Per il M5S si candida Manuele Isoardi, con una lista composta da 23 persone. In una realtà in cui molti dipendenti perdono il lavoro, Isoardi sostiene la necessità di non lasciare nessuno indietro, di creare lavoro, attraverso l’efficientamentamento energetico e un programma per ridurre al minimo i rifiuti.
Isoardi è stato seguito dall’esponente di Casapound, Fabio Corbeddu. Il movimento, arrivato a Cuneo sei anni fa, si presenta con un programma che prevede un trattamento prioritario per gli italiani in qualsiasi genere di graduatoria e si propone di creare lavoro e valorizzare non solo Cuneo ma anche le frazioni.
Per la lista “Cuneo per i beni comuni” si presenta, invece, Nello Fierro, in politica da una decina di anni. Intende continuare il percorso di opposizione a Borgna iniziato da Garelli, ponendosi come obbiettivo quello di dar voce a chi finora non è stato preso in considerazione e ai giovani, traendo spunto dall’aiuto di tutti.
Infine si è presentato Giuseppe Menardi, già sindaco in passato. Si oppone all’amministrazione uscente, che, secondo il candidato ha preteso di mettere d’accordo tutti, senza considerare le caratteristiche principali della politica: il confronto e il dibattito. Se eletto, intenderà, quindi, interloquire con tutti, ma prendersi la responsabilità di decidere.

Question time
Dopo la presentazione i candidati hanno risposto a due domande ciascuno, estratte a sorte, nei tre minuti stabiliti per ogni intervento.

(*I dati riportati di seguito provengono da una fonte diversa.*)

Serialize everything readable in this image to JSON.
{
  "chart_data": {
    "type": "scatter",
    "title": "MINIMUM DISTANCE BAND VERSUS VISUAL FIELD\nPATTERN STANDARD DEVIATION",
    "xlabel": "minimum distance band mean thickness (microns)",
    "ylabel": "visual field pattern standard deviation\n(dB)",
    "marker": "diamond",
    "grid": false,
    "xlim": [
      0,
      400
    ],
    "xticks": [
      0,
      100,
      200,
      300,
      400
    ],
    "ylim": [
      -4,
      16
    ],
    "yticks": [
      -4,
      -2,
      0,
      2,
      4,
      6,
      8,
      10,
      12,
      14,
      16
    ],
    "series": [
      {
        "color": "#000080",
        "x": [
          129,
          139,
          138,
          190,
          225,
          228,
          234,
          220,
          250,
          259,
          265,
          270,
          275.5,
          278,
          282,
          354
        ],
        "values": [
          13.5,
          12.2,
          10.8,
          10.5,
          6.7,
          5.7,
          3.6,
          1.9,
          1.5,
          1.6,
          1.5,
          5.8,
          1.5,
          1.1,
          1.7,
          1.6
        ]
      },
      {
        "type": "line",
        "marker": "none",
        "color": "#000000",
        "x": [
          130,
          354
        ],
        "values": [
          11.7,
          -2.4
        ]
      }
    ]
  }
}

È stata affrontata la tematica dell’immigrazione, riguardo a cui la Martello si è detta intenzionata ad agire all’insegna dell’accoglienza, per creare una città multietnica, ma nel rispetto delle norme. Fabio Corbeddu, invece, ha dichiarato di essere contrario a questa retorica del fatalismo e di voler fermare l’arrivo degli immigrati.
Si è parlato molto di occupazione giovanile e i candidati hanno avanzato diverse proposte: Lauria intende risolvere questa problematica «dando le gambe» ai progetti dei giovani, sostenendoli nelle loro iniziative, mentre Isoardi si propone di far ripartire la piccola impresa e di creare occupazione attraverso un ripensamento dell’attuale modo in cui consumiamo. La soluzione che indica invece Borgna è quella di creare nuovi posti di lavoro rilanciando la città, attirando turismo e rendendo competitiva Cuneo dal punto di vista della nuova economia dematerializzata.
Parlando di futuro per i giovani non poteva mancare uno scambio di opinioni sul tema delle università. Nello Fierro ha sostenuto la necessità di creare offerte culturali anche all’esterno delle università cuneesi, e di potenziare quest’ultime, che sono ormai centri di alta qualità, attraverso dei progetti di ricerca.

In un clima da ultimi giorni di campagna elettorale, tra battute provocatorie e repliche tempestive, si è comunque creato un confronto stimolante. Seduti dietro al tavolo della Provincia, i sette candidati sindaco hanno dato prova di desiderare, al di là del credo politico, un dialogo e un contributo da parte anche dei giovani e di rispondere alle loro questioni con serietà.